Brooke started to remind Harriet that was impossible, but the nun answered first. “You don’t understand. Only ‘ladies’ demand complete anonymity when they come to us, and that includes into death, which is why the grave has no marker and why the abbess will never speak of it or reveal their identity. She’s bound to silence.”

“But you aren’t?”

“I am, but I have too much compassion, or so I’m told. You obviously knew the girl and grieve for not knowing what happened to her. I’m so sorry I can’t tell you what you hoped for. The common women who come here to give up their babies, they aren’t secluded and we aren’t kept from them. Too often they die in childbirth, too. And I’ve said too much. I’ll get in trouble if I’m seen talking to you. I must go.”

Brook nodded and thanked the nun. She’d expected so much more from this trip. But as she got into the coach, Harriet said behind her, “We’re going to Sevenoaks. Ella might have died with those complications, but the child might have survived. I have to be sure.”

The young nun hadn’t even been talking about Ella. Ella had died two years ago. If an orphaned baby was being raised in Sevenoaks, it belonged to some other lady who’d had a similar indiscretion. Harriet was pulling wishes out of a hat, hoping Ella had somehow faked her death even when they’d found her body. But Brooke was too despondent to remind her mother of that.

But Alfreda, who’d been waiting for them in the coach, wanted to know, “And how will we find this baby in a haystack?”

“I’ll speak to the mayor and every priest in Sevenoaks. Someone will know if a couple came home with a baby last year in, when might it have been? April or May? Or if they came home disappointed instead. If they were waiting to adopt one, it would be exciting news for them that they would share with their friends and neighbors. Now let me take a nap, I’m exhausted. I was so excited last night, letting myself hope for the best today, that I got no sleep a’tall.”

Brooke was utterly dejected, berating herself for wanting to go to that orphanage in the first place. She should have taken that letter straight to Dominic instead of handing it to a nun to watch it be destroyed. It wasn’t conclusive proof of an accidental death but it had been something. And he’d never believe Brooke if she still tried to tell him about it. She wasn’t tired herself, but she leaned against Alfreda for comfort.

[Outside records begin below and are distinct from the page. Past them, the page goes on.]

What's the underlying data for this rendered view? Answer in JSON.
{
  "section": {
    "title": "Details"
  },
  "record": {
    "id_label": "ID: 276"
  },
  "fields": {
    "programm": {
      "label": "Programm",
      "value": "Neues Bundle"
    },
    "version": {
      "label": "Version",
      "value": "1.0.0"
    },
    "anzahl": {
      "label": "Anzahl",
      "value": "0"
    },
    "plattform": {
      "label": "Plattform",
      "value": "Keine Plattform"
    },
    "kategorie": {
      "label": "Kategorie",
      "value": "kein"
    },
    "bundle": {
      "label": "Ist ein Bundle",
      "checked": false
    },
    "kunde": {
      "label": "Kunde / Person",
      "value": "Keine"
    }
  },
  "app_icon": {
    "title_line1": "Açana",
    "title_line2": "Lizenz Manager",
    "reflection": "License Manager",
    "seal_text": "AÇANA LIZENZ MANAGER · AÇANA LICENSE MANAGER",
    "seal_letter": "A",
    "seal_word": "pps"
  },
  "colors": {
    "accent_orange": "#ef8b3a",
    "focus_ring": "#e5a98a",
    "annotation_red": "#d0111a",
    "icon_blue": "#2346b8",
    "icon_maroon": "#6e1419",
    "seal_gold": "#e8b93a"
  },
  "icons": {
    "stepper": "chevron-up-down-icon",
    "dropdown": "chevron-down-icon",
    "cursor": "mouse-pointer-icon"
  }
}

“Are you really going to let us go all the way to Sevenoaks for nothing?” Alfreda whispered to her a while later when Harriet was softly snoring.

“You could have told her,” Brooke whispered back.

“It wasn’t my place, but if that baby survived, you need to mention that it can’t possibly be any relation to her.”

“I will if it comes to that, but we probably won’t find any baby there, so she’ll conclude on her own that it died with whoever its mother was, which is undoubtedly what happened. But I’m in no hurry to get back to London today; in fact, I’d as soon return to Leicestershire.”

“Now don’t say that. You won’t be finding any husband there.”

“Who says I want one now? Maybe come the winter Season I’ll feel differently, but now—pretending to enjoy these social events has been extremely difficult when all I can do is think about him. This was a crushing disappointment today, Freda. It was my only chance to end his rage over what he thinks happened to his sister, my only chance to win him back.”

“Back?”

“I was very hopeful that our marriage would be a turning point for us, but I didn’t get to find out.”

Alfreda must have sensed tears were imminent because she abruptly changed the subject with an interesting tidbit. “Gabe seemed out of sorts when he visited me prior to leaving London. He was quite gloomy, actually, and wouldn’t fess up to why.”

Brooke glanced aside. “I didn’t know he left, or that you’ve seen him since we changed households.”

“Of course I have.”

Brooke perked up. “How was Dominic? Did he say?”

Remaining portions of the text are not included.